Lastly, we add shading to the outline. Select the outline color and create a new layer (called shading outline) above the outline. Do the same thing, using lighter and yellower colors for highlights and darker and bluer for shadows, with some dithering.
Now we can start adding details to our GIMP pixel art. Lining up eyes is difficult, so in a new layer on top of everything we’re going to make a guide. In a different color, draw over the top line of the cube’s face and select your new line with the Rectangle-Select tool. Cut the line, paste and move it to where you’d like the top of the eyes to be, then paste and move again to mark the bottom of the eyes.
Starting with the base outline color on a new layer (called face), draw the eyes between the guiding lines.
The furthest eye doesn’t look quite right – make it smaller and move it further away to account for perspective. Lastly, we add the mouth.
To export the finished image, press Ctrl + E, choose a location and click Export. In the next menu, make sure it’s saving at the highest quality (compression level 9) and click Export. This saves it as a png, an image file which saves any transparency, making sure our monster appears seamlessly in the game world without a block of color around it.
Now it’s time to make our GIMP pixel art ghoul.
Make a new image, 32 x 32, add an alpha channel and delete it, and enable the grid.
Our starting ideas for the ghoul: It’ll have blue skin and be wearing a red body suit. As before, let’s start by making an outline. Very simply map out where it’s various parts will go, thinking about things like how thin it might be, its posture, etc.
Make a new layer. Select your base blue and start coloring in the head, hands and feet, then select a good red and do the same for the body. Hide the guide layer when you’re done.
Next is highlighting and shading: make a new layer and add a light source. Select the base red and make it lighter and more yellow, coloring in where you expect the light would hit it. Add another level of highlighting for the parts nearest the source.
Now do the reverse for the shadows, and finish it all off with some dithering (if you can – this ghoul’s a bit thin for it!).
Now let’s do the same for the blue. Select the blue, then go lighter and more green for the highlights. For the shadows, go darker and more purple.

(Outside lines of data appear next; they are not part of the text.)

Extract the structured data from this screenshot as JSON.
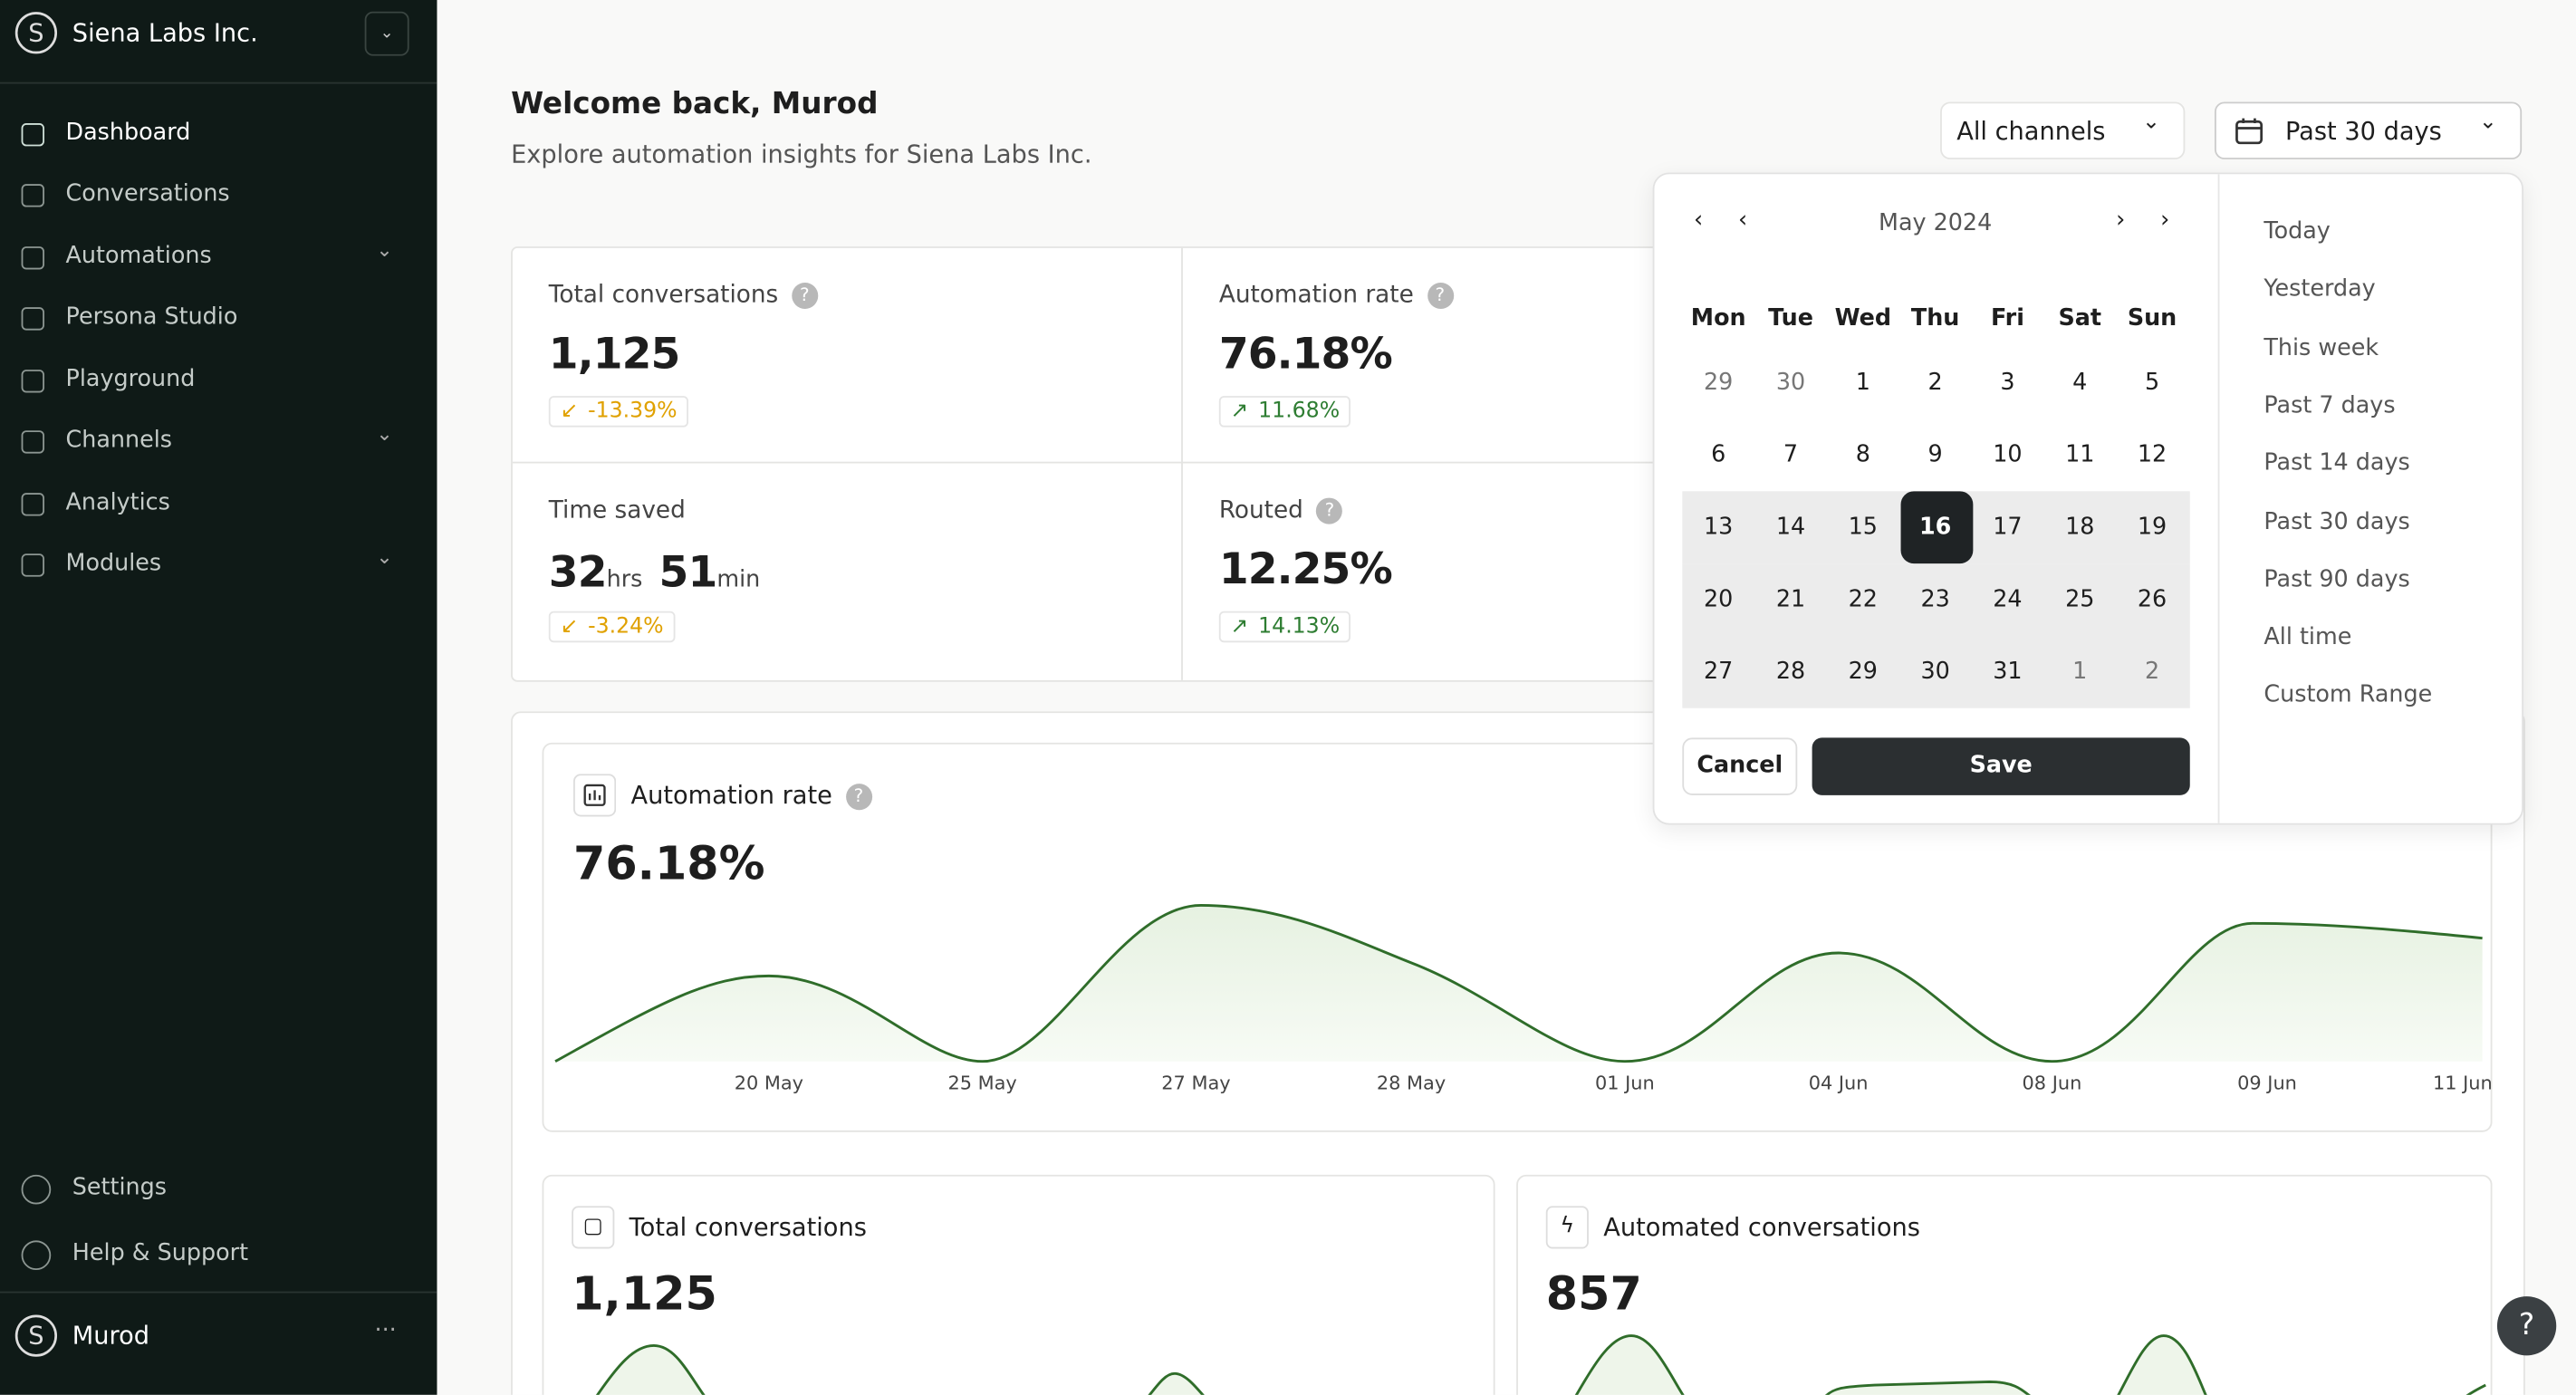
{
  "sidebar": {
    "org": "Siena Labs Inc.",
    "nav": [
      "Dashboard",
      "Conversations",
      "Automations",
      "Persona Studio",
      "Playground",
      "Channels",
      "Analytics",
      "Modules"
    ],
    "footer": [
      "Settings",
      "Help & Support"
    ],
    "user": "Murod"
  },
  "header": {
    "title": "Welcome back, Murod",
    "subtitle": "Explore automation insights for Siena Labs Inc."
  },
  "filters": {
    "channel": "All channels",
    "period": "Past 30 days"
  },
  "stats": [
    {
      "label": "Total conversations",
      "value": "1,125",
      "change": "-13.39%"
    },
    {
      "label": "Automation rate",
      "value": "76.18%",
      "change": "11.68%"
    },
    {
      "label": "Time saved",
      "hours": "32",
      "hours_unit": "hrs",
      "minutes": "51",
      "minutes_unit": "min",
      "change": "-3.24%"
    },
    {
      "label": "Routed",
      "value": "12.25%",
      "change": "14.13%"
    }
  ],
  "calendar": {
    "month": "May 2024",
    "weekdays": [
      "Mon",
      "Tue",
      "Wed",
      "Thu",
      "Fri",
      "Sat",
      "Sun"
    ],
    "weeks": [
      [
        "29",
        "30",
        "1",
        "2",
        "3",
        "4",
        "5"
      ],
      [
        "6",
        "7",
        "8",
        "9",
        "10",
        "11",
        "12"
      ],
      [
        "13",
        "14",
        "15",
        "16",
        "17",
        "18",
        "19"
      ],
      [
        "20",
        "21",
        "22",
        "23",
        "24",
        "25",
        "26"
      ],
      [
        "27",
        "28",
        "29",
        "30",
        "31",
        "1",
        "2"
      ]
    ],
    "cancel": "Cancel",
    "save": "Save",
    "presets": [
      "Today",
      "Yesterday",
      "This week",
      "Past 7 days",
      "Past 14 days",
      "Past 30 days",
      "Past 90 days",
      "All time",
      "Custom Range"
    ]
  },
  "rate_chart": {
    "title": "Automation rate",
    "value": "76.18%",
    "x": [
      "20 May",
      "25 May",
      "27 May",
      "28 May",
      "01 Jun",
      "04 Jun",
      "08 Jun",
      "09 Jun",
      "11 Jun"
    ]
  },
  "small_charts": [
    {
      "title": "Total conversations",
      "value": "1,125"
    },
    {
      "title": "Automated conversations",
      "value": "857"
    }
  ]
}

Now we can delete the lighting layer and give it some eyes – no need for a guide. We can add a little highlighting to the eyes too.

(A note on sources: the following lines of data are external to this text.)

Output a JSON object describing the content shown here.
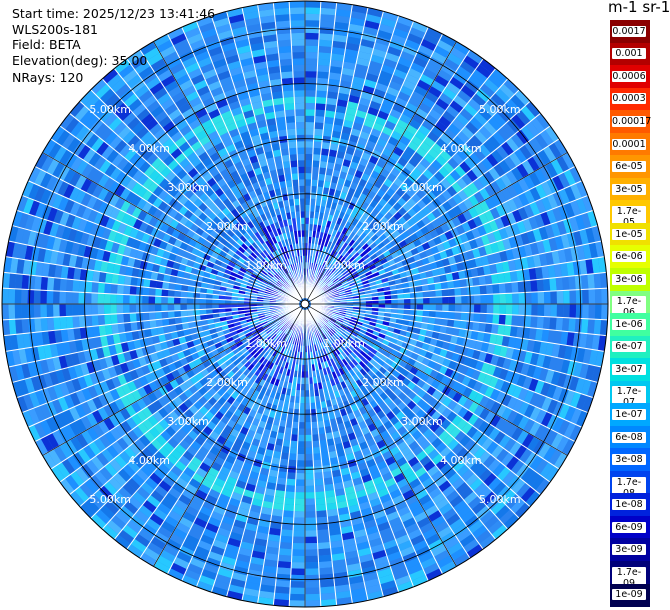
{
  "header": {
    "start_time": "Start time: 2025/12/23 13:41:46",
    "instrument": "WLS200s-181",
    "field": "Field: BETA",
    "elevation": "Elevation(deg): 35.00",
    "nrays": "NRays: 120"
  },
  "colorbar": {
    "unit_title": "m-1 sr-1",
    "labels": [
      "0.0017",
      "0.001",
      "0.0006",
      "0.0003",
      "0.00017",
      "0.0001",
      "6e-05",
      "3e-05",
      "1.7e-05",
      "1e-05",
      "6e-06",
      "3e-06",
      "1.7e-06",
      "1e-06",
      "6e-07",
      "3e-07",
      "1.7e-07",
      "1e-07",
      "6e-08",
      "3e-08",
      "1.7e-08",
      "1e-08",
      "6e-09",
      "3e-09",
      "1.7e-09",
      "1e-09"
    ],
    "colors": [
      "#8b0000",
      "#b30000",
      "#e00000",
      "#ff2a00",
      "#ff5a00",
      "#ff7a00",
      "#ff9600",
      "#ffb000",
      "#ffc800",
      "#f0e000",
      "#e6ff00",
      "#bfff00",
      "#80ff80",
      "#40ffa0",
      "#20f0c0",
      "#00e0e0",
      "#00c8f0",
      "#00a8ff",
      "#0088ff",
      "#0066ff",
      "#0044ee",
      "#0022dd",
      "#0000c8",
      "#0000a0",
      "#00007a",
      "#000050"
    ]
  },
  "chart_data": {
    "type": "ppi",
    "field": "BETA",
    "nrays": 120,
    "elevation_deg": 35.0,
    "max_range_km": 5.5,
    "range_rings_km": [
      1.0,
      2.0,
      3.0,
      4.0,
      5.0
    ],
    "ring_labels": [
      "1.00km",
      "2.00km",
      "3.00km",
      "4.00km",
      "5.00km"
    ],
    "spoke_angles_deg": [
      0,
      30,
      60,
      90,
      120,
      150,
      180,
      210,
      240,
      270,
      300,
      330
    ],
    "enhanced_band_km": [
      3.4,
      3.8
    ],
    "typical_value_range": [
      "1e-08",
      "1e-07"
    ]
  }
}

Export it as a png, and you’re done making your GIMP pixel art!
GIMP Pixel Art Conclusion
Congratulations! You’ve successfully added two new members to your gang of pixel monsters. Take a moment here to appreciate your newly acquired skill in GIMP pixel art. The Cube Slime and The Ghoul are just beginnings. With the methods and tips provided to you in this tutorial, you’ll understand that pixel art doesn’t have to be an intimidating process. There is a lot of room to experiment and be creative with your designs. You can now explore and invent new characters. Remember, practice makes perfect. So don’t stop here, continue practicing, and creating!
You can get more practicing resources and detailed guidance with Zenva’s diverse selection of relevant courses. Don’t forget to keep this tutorial on hand for the times you get stuck or need help with creating your game characters.
We wish you luck with your journey in pixel art and can’t wait to see the monsters you create!